Lukashenko accused the former owners of the plant of theft. "The former owners of the plant stole a lot of money from the enterprise back at the construction stage. Where is that money? This is the biggest question for those who have been remanded in custody," he said.
Lukashenko also demanded that bankruptcy proceedings at the plant be terminated and a director appointed. "We are convinced that all this is necessary. And what we have begun to do is extremely necessary. This is import substitution, and we can consume at least 35,000 tonnes inside Belarus," he said.
The authorities have given plant the objective of achieving full capacity to produce 150,000 tonnes of tin plate per year by 2024, Sergei Gunko, head of OJSC Belstvetmet, which procures and processes non-ferrous metal scrap in Belarus, told reporters.
Production should rise to 9,000 tonnes per month or 108,000 tonnes in annual terms from November this year. "The plant was built with the European market in mind, but the tin plate that it produces has been added to the list of sanctioned goods and it has had to redirect supplies to the Russian market and Kazakhstan," Gunko said.
He said the plant planned to supply 100,000-110,000 tonnes of tin plate to Russia per year. The Belarus market is estimated at 30,000-35,000 tonnes, all of which used to be imported.
The Miory plant also plans to export tin plate to African and Central Asian markets.
The Vitebsk Region Economic Court opened bankruptcy proceedings against Miory Steel in May this year following a petition by Belarusbank, which began financing the construction of the enterprise for the production of tinplate in 2015. The court granted a stay on bankruptcy until July 13, 2022 to check whether there are grounds for receivership and appointed an interim manager.
Lukashenko gave the go-ahead to build the Miory plant in 2014. It was commissioned at the end of 2020. The investor was the Austrian-registered MMPZ GmbH, owned by Belarusian entrepreneurs. Some 400 million euros were invested in the plant. The Economic Court said the plant's net losses were 5.8 million Belarus rubles in 2020 and 91.1 million rubles in 2021. The plant's past-due debt to the bank was the equivalent of 717 million rubles.
The plant is capable of producing 150,000 tonnes of tin plant with thickness of 0.1-0.5 mm per year for the food canning industry, production of aerosol cans and packaging for paintwork materials and petrochemical products. The second stage of the plant will increase its capacity to 240,000 tonnes.

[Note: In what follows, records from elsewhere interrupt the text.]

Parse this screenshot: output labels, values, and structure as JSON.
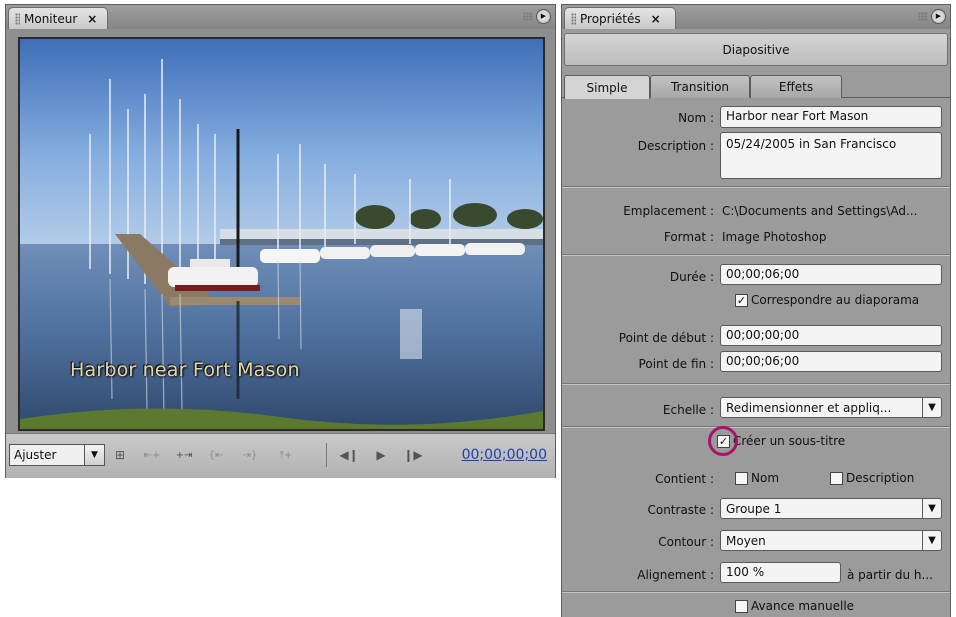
{
  "monitor": {
    "tab_label": "Moniteur",
    "close_glyph": "×",
    "caption": "Harbor near Fort Mason",
    "zoom_label": "Ajuster",
    "timecode": "00;00;00;00",
    "toolbar_icons": [
      "safe-margins-icon",
      "set-in-point-icon",
      "set-out-point-icon",
      "go-to-in-icon",
      "go-to-out-icon",
      "add-marker-icon",
      "step-back-icon",
      "play-icon",
      "step-forward-icon"
    ]
  },
  "properties": {
    "tab_label": "Propriétés",
    "close_glyph": "×",
    "title": "Diapositive",
    "tabs": [
      {
        "label": "Simple",
        "active": true
      },
      {
        "label": "Transition",
        "active": false
      },
      {
        "label": "Effets",
        "active": false
      }
    ],
    "name_label": "Nom :",
    "name_value": "Harbor near Fort Mason",
    "description_label": "Description :",
    "description_value": "05/24/2005 in San Francisco",
    "location_label": "Emplacement :",
    "location_value": "C:\\Documents and Settings\\Ad...",
    "format_label": "Format :",
    "format_value": "Image Photoshop",
    "duration_label": "Durée :",
    "duration_value": "00;00;06;00",
    "match_slideshow_label": "Correspondre au diaporama",
    "match_slideshow_checked": true,
    "in_point_label": "Point de début :",
    "in_point_value": "00;00;00;00",
    "out_point_label": "Point de fin :",
    "out_point_value": "00;00;06;00",
    "scale_label": "Echelle :",
    "scale_value": "Redimensionner et appliq...",
    "create_caption_label": "Créer un sous-titre",
    "create_caption_checked": true,
    "contains_label": "Contient :",
    "contains_name_label": "Nom",
    "contains_description_label": "Description",
    "contrast_label": "Contraste :",
    "contrast_value": "Groupe 1",
    "outline_label": "Contour :",
    "outline_value": "Moyen",
    "alignment_label": "Alignement :",
    "alignment_value": "100 %",
    "alignment_suffix": "à partir du h...",
    "manual_advance_label": "Avance manuelle"
  },
  "colors": {
    "timecode": "#1f3fb0",
    "highlight_ring": "#a8146a",
    "caption_text": "#e9d8a6"
  }
}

The Belarusian government has come up with a package of incentives to get the enterprise discharged from bankruptcy. The Izvestia newspaper said the Russian Industry and Trade Ministry thinks plant might resolve the problem with the supply of tinplate for cans, which has arisen in Russia against the backdrop of Western sanctions.
The plant's executives, including the general director, Pyotr Shimukovich, his deputy for economics and finance, Dmitry Slavnikov, and chairman of the board of directors, Alexei Kovalenko, were arrested in June last year. The reasons for their detention have not been officially reported.